Gene allowing humans to feel touch may play a role in sense of smell

SMU researchers have determined that a gene linked to our sense of touch may moonlight as an olfactory gene. The research could lead to treatment for a common COVID-19 side effect.

Can you smell those roses? There’s a real possibility that the gene that helps you experience their heavenly fragrance may also help you feel the prick of their thorns.

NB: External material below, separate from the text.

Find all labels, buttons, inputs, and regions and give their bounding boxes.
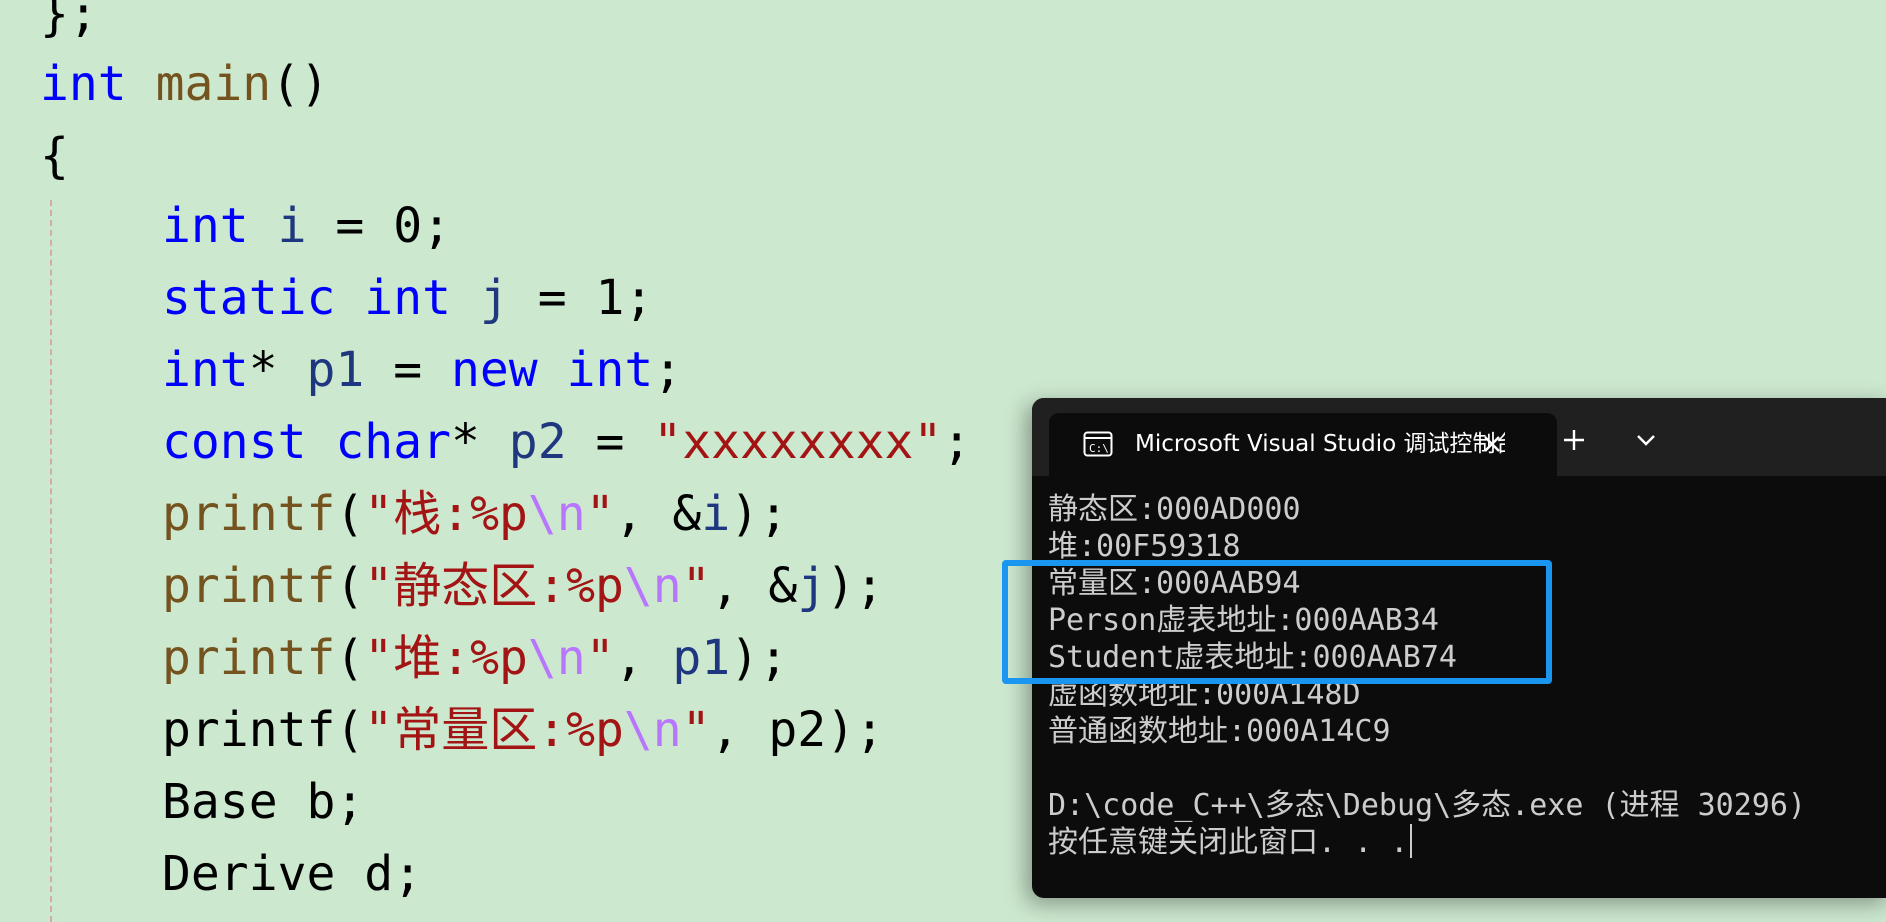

Researchers from SMU have determined that a gene linked to feeling touch may moonlight as an olfactory gene. That’s the conclusion drawn from studying a very small, transparent worm that shares many similarities with the human nervous system.
“This gene has previously been identified as a potential therapeutic target for chronic pain. Now that we know the gene is also involved in olfaction, it might present an opportunity for treating or understanding olfactory defects, such as the mysterious loss of smell that many COVID-19 patients have reported,” says SMU’s Adam D. Norris, co-author of a study published in the journal Nucleic Acids Research.
Norris is the Floyd B. James Assistant Professor in the Department of Biological Sciences. He worked with SMU graduate students Xiaoyu Liang and Canyon Calovich-Benne, who are the lead authors of the study. Both are studying to get a Ph.D. in biological sciences.